Qualità personali: Perseveranza, controllo emotivo, capacità di tollerare lo stress, apprendere dagli errori o dagli insuccessi.

Desiderio di autorealizzazione: Spinta verso il successo.

Propensione al rischio: Capacità di assumersi dei rischi.

Carisma e Leadership: Capacità di prendere decisioni strategiche.

Creatività e Innovazione: Spirito d’iniziativa.

Capacità relazionali: Socievolezza, estroversione, predisposizione all’ascolto e a fare gruppo.

Self-efficacy (auto-efficacia): fiducia in se stessi.

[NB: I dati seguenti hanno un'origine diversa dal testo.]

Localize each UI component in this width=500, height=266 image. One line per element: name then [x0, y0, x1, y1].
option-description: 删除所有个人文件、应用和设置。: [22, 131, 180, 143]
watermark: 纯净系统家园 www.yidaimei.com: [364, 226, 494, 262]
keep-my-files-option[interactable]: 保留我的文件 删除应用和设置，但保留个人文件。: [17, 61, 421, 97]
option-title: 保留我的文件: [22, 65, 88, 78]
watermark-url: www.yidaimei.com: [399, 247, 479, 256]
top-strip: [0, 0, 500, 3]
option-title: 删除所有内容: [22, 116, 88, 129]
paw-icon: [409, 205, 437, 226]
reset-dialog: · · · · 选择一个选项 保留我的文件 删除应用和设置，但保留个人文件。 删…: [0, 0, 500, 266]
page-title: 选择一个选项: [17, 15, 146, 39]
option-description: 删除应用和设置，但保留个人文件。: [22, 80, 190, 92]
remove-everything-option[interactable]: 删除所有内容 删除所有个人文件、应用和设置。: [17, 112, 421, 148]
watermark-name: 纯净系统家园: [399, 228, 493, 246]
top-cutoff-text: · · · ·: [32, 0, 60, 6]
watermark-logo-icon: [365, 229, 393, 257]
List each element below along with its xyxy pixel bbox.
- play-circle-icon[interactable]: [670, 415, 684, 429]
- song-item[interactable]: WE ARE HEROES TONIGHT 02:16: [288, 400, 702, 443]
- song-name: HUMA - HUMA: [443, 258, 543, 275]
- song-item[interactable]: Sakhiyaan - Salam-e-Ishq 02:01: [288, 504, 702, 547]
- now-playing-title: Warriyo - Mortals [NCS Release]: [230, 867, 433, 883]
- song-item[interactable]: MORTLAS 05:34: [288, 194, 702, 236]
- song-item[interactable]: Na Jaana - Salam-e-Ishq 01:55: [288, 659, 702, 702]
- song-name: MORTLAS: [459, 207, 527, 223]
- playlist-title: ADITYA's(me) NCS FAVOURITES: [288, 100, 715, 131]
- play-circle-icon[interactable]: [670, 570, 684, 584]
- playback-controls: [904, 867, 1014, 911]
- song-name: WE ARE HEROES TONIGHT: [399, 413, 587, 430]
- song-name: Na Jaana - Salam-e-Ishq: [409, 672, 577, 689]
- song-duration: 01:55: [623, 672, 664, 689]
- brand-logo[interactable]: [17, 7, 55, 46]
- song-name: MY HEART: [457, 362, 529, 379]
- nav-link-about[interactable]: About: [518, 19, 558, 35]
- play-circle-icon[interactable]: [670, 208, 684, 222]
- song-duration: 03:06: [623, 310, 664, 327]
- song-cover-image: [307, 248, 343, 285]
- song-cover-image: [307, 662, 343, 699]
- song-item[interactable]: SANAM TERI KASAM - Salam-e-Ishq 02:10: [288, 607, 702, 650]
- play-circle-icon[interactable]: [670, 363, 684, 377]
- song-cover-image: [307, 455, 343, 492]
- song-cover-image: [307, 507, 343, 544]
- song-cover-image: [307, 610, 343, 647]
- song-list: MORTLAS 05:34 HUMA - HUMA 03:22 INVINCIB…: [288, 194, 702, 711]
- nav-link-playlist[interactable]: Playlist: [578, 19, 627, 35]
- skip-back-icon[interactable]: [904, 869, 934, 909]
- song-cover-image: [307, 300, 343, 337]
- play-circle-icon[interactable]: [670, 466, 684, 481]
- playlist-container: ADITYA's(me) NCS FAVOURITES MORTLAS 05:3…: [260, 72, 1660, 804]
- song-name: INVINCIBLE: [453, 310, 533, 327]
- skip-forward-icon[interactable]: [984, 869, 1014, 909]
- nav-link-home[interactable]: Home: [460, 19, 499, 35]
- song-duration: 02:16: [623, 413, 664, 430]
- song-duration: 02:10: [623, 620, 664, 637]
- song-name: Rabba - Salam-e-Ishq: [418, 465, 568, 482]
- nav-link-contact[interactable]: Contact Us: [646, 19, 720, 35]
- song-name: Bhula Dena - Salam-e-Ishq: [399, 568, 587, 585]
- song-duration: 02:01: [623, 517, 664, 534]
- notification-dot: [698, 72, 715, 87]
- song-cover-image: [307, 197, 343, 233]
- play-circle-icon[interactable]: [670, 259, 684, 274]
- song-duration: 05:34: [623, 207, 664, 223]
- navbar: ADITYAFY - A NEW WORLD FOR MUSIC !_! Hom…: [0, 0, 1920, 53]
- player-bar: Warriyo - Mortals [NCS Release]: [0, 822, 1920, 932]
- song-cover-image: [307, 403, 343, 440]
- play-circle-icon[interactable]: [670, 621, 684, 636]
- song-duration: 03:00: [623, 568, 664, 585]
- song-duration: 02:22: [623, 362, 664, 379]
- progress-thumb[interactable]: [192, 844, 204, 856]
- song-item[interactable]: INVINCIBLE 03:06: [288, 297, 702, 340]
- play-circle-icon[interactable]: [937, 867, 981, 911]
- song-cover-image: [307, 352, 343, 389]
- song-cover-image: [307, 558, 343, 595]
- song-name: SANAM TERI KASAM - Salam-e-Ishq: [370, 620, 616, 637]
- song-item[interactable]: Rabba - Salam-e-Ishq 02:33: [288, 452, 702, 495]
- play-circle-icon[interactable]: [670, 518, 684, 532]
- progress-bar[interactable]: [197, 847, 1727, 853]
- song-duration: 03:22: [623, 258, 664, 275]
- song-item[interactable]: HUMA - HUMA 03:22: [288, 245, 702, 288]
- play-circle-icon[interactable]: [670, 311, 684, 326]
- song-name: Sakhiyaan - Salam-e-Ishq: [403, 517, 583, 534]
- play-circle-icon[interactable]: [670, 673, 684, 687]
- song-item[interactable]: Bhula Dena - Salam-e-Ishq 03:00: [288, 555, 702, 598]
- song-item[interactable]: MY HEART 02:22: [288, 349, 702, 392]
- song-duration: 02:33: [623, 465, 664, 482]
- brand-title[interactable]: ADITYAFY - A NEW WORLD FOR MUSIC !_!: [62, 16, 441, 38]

I programmi scolastici non prevedono queste cose ma soltanto una serie di materie e nozioni da imparare a memoria. E allora succede che i ragazzi non sviluppano il loro senso critico, perdono d’iniziativa e smettono di sognare. Quanti di loro, laureati a pieni voti anche in prestigiose università, finiscono nei call center o a fare lavori umili e sottopagati? Tanti. Troppi. E quante “mezze calzette” occupano posti di potere, soprattutto nelle istituzioni pubbliche? Il nostro paese, forse più di altri, non tiene conto del valore umano e non pratica il sano esercizio della meritocrazia. Per questo è di moda, ahinoi, la fuga dei cervelli all’estero; dunque, c’è davvero qualcosa che non va in questo Sistema che obbliga le istituzioni a fare dei nostri figli e di noi stessi degli automi non pensanti e deumanizzati. Ma va detto anche, a onor del vero, che noi non siamo le vittime innocenti del Sistema: ci mettiamo (ignari o consapevoli) del nostro per assecondarlo. E così diveniamo sempre più meno liberi, meno umani e senza sogni.